Construction health and safety

By Colin Wiles, housing consultant.

When I started out as a housing consultant over ten years ago, I was invited to lunch by a local chief executive. I thought he was going to offer me some work, but instead he offered me some advice. Specialise in service charges, he said, the sector desperately needs help and you will make lots of money.

Regrettably, I did not follow his advice (it would have bored me to death, frankly) but I know that he was probably right.

The problem of service charges was at the heart of last week’s edition of Panorama on shared ownership. It told the tale of several owners who had seen their charges soar within a few years, in one case up from £2,300 to £4,400 annually within the space of four years. Another was angry that they could not afford to buy their home outright because property prices in London had soared.

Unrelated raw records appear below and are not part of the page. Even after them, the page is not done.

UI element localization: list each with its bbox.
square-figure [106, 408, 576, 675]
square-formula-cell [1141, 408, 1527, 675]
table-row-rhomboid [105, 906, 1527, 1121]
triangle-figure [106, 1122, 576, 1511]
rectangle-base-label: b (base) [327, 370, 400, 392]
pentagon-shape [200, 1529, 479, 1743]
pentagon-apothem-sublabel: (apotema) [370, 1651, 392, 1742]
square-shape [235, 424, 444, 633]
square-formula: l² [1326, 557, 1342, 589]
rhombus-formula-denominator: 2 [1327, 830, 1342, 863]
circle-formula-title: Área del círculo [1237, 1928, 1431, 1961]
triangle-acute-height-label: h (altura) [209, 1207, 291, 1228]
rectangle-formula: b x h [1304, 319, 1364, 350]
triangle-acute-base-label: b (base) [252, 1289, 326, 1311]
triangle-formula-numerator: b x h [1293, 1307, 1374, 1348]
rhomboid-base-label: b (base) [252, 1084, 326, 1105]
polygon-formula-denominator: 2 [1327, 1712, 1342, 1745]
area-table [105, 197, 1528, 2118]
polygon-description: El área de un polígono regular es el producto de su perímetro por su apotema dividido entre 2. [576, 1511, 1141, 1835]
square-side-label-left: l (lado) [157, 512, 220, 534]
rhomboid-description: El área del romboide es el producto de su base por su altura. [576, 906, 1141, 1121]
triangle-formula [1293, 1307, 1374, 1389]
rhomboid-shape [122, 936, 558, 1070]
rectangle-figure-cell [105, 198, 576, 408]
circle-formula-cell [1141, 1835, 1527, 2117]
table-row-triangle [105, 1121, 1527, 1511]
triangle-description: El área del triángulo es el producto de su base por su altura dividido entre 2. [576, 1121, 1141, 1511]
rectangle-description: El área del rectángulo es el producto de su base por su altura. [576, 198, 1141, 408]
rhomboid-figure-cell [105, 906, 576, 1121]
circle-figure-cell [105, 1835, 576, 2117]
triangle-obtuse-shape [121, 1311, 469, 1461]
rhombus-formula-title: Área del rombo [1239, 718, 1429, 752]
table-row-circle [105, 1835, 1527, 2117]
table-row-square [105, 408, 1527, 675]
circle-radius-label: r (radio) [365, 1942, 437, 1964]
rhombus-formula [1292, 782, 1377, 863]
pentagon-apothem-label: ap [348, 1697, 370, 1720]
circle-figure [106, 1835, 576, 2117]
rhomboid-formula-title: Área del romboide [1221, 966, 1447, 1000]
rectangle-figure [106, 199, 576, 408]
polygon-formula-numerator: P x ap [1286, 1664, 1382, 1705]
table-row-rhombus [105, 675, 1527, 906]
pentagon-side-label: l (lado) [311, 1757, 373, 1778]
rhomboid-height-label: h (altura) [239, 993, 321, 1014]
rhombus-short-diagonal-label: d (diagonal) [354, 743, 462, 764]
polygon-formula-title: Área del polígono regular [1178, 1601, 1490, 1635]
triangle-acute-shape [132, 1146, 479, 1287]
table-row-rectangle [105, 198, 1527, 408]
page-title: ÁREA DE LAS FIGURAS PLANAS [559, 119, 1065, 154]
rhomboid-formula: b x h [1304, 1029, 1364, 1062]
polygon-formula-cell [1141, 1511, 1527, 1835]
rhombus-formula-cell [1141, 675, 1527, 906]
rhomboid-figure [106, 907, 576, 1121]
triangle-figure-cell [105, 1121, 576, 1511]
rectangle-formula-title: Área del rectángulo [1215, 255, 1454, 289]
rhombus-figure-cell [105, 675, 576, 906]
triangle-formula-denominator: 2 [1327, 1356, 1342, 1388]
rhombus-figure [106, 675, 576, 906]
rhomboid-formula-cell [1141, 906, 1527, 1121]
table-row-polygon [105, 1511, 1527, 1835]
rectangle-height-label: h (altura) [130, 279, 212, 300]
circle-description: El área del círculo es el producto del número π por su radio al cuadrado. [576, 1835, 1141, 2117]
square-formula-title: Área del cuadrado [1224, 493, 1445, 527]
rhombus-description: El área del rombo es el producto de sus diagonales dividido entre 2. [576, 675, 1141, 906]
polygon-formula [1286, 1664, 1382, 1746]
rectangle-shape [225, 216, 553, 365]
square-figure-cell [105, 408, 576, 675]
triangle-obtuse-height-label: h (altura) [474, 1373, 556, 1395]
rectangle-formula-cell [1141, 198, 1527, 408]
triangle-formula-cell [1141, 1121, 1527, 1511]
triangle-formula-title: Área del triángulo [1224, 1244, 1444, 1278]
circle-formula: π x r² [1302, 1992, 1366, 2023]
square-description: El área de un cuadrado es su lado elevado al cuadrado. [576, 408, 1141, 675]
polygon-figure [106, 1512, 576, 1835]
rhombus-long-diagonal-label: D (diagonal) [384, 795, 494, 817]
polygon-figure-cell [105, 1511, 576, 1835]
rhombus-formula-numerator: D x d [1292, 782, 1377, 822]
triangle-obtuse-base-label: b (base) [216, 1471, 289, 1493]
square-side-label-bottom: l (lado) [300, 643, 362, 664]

One shared owner in the Cotswolds complained about being charged to extend her short lease of 80 years. There were also complaints about the cladding scandal and shoddy newbuilds.

(I have some personal experience of the latter point as my daughter has a newbuild shared ownership flat in South London that has been beset by defects.)

As a product, there are clearly some concerns about shared ownership, which I discuss below, but the problem with this programme was that, like much journalism these days, it sought to make wider points about an issue from a series of anecdotes.

The programme mentioned that a recent Nat Fed survey (quoted by Kate Henderson) had found 21% of shared owners were dissatisfied, which implies that 79% were, if not satisfied, at least not dissatisfied. In fact, Kate mentioned that 60% were satisfied overall, which is not a great result, but it does not prove a widespread failure of the product itself.

Some parts of the programme were downright misleading. In one segment, a large London provider had bought a block with a 999-year lease and was criticised for offering only 125-year leases – but surely the model lease recommends 99 or 125 years? Even if the provider owned the freehold of the block they would not offer more than 125 years, surely?

As for the shared owner in the Cotswolds who complained about having to pay to extend her lease, this is based on a standard formula applied to all leaseholders, on the basis that any lease under 80 years starts to fall in value.

Coming back to service charges, I think my first challenge to landlords, as a leaseholder, would be to determine if owners are being treated on a level playing field with tenants in similar properties. I can remember the debate in the eighties about the unfairness of council estate tenants paying twice for street lighting and pavements through both their rent and their rates, when private owners only paid through the rates.

I am fairly sure that some service charge departments are under-resourced and lacking in knowledge and skills, and do not fully appreciate the impact of their deliberations upon people with limited incomes. They obviously need some consultancy help!

But what the programme did expose, for me at least, is that shared ownership has an identity crisis. It is neither fish nor fowl. It comes under the heading of social housing and yet owners are largely left to their own devices and treated as if they were commercial buyers. Landlords often know less about their shared owners than they do about other tenants, something I wrote about here.

There is also clearly a sense of unfairness that you could own, for example, 30% of the property and be responsible for 100% of repairs, as well as a lack of clarity about what happens to the rent that is being charged on the unsold equity.

What many of these owners seemed to have a gripe about was that their landlords treated them as if they were buyers in the private market, rather than applicants for a social housing product.

They wanted landlords to be more open about the pitfalls of their lease and to be more transparent about service charges, rather than expecting purchasers to understand all the legal intricacies (many lenders and lawyers do not fully understand the product for heaven’s sake!). I think it was therefore wrong for the Nat Fed to place the blame on solicitors.

With the government set to re-launch the shared ownership model and allow initial sales of 10%, the complaints we saw in Panorama are bound to rise.

If it is to be re-launched, it does need to be made simpler and more understandable to buyers, lenders, and lawyers alike.
But if you go back to the legislation, Section 70 of the 2008 Housing and Regeneration Act defines shared ownership as, “accommodation…made available in accordance with rules designed to ensure that it is made available to people whose needs are not adequately served by the commercial housing market”.

So, we also need to bring shared ownership firmly back under the “social” umbrella and treat buyers with greater openness, fairness, and respect (as the Housing White Paper requires), rather than as outright commercial punters to whom caveat emptor applies. The sector might shift fewer “units” (I hate that term) as a result, but it would add to the sum of human happiness, and that is what we are here for, I hope?